Jordan Douglas, MS, HHC
Cooking is health. You certainly don’t need to be a master chef, but preparing meals at home is essential for building and maintaining foundational health. Eating out at restaurants and relying heavily on takeout and convenience foods increases our consumption of salt, sugar, fat, and preservatives. When we cook at home, we have control of how we season and flavor our food and can tailor our meals to our unique tastes and health needs. Cooking at home 100% of the time isn’t realistic for most people. The goal is to increase your culinary acumen and work towards preparing as many meals at home as is realistic for you and your family. If this practice is new to you, start small – two or three meals a week – and build from there. The more you cook, the more it begins to weave into the fabric of your life. Cooking at home can and should be enjoyable and delicious. Most of the time, you can prepare an incredible, delicious meal in less time than it would take you to order delivery or go pick up takeout. Below I’m sharing five of my favorite tips for saving time in the kitchen.
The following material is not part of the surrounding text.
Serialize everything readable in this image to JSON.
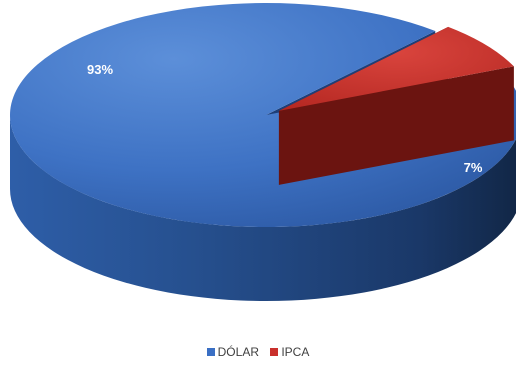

- Wash your produce as soon as you get home from the store or market. Place veggies in sealed containers or reusable produce bags and fresh herbs in mason jars (as you would fresh flowers).
- Precut many fruits and vegetables and store in tightly sealed containers where they’ll keep fresh for several days and are easily accessible for quick meals and snacks. This applies to most produce aside from leafy greens, avocado, tomato, peppers and cucumbers which are best enjoyed fresh after chopping.
- Batch cook. Make a large batch of things like dressing, granola bars, roasted veggies, toasted nuts and seeds, nut milks, beans, or grains to have on hand and ease prep time during the week. For more batch cooking tips, see this post.
- Prep flavor bases. Once a month, peel a bulb or two’s worth of garlic cloves, add salt, mince, and cover with olive oil in a jar. This will keep in the fridge for weeks and save time while cooking. You can also prepare a large batch of mirepoix – onions, carrot and celery (I like a ratio of 2 part onion to 1 part carrot and celery) – and freeze in small portions (ice cube trays work great here!) for up to 6 months.
- Plan. Taking a little time at the beginning of the week to prepare your meals will help you save a tremendous amount of time and mental energy during the week. This takes the guess work out of shopping and cooking, and greatly reduces food waste and the likelihood of impulse buys at the store. Sketch out all meals and snacks and make sure you’re stocked with everything you need. If this feels too overwhelming at first, dip your toe in the meal planning pool by planning out your meals for the following day each night. Your future self will thank you.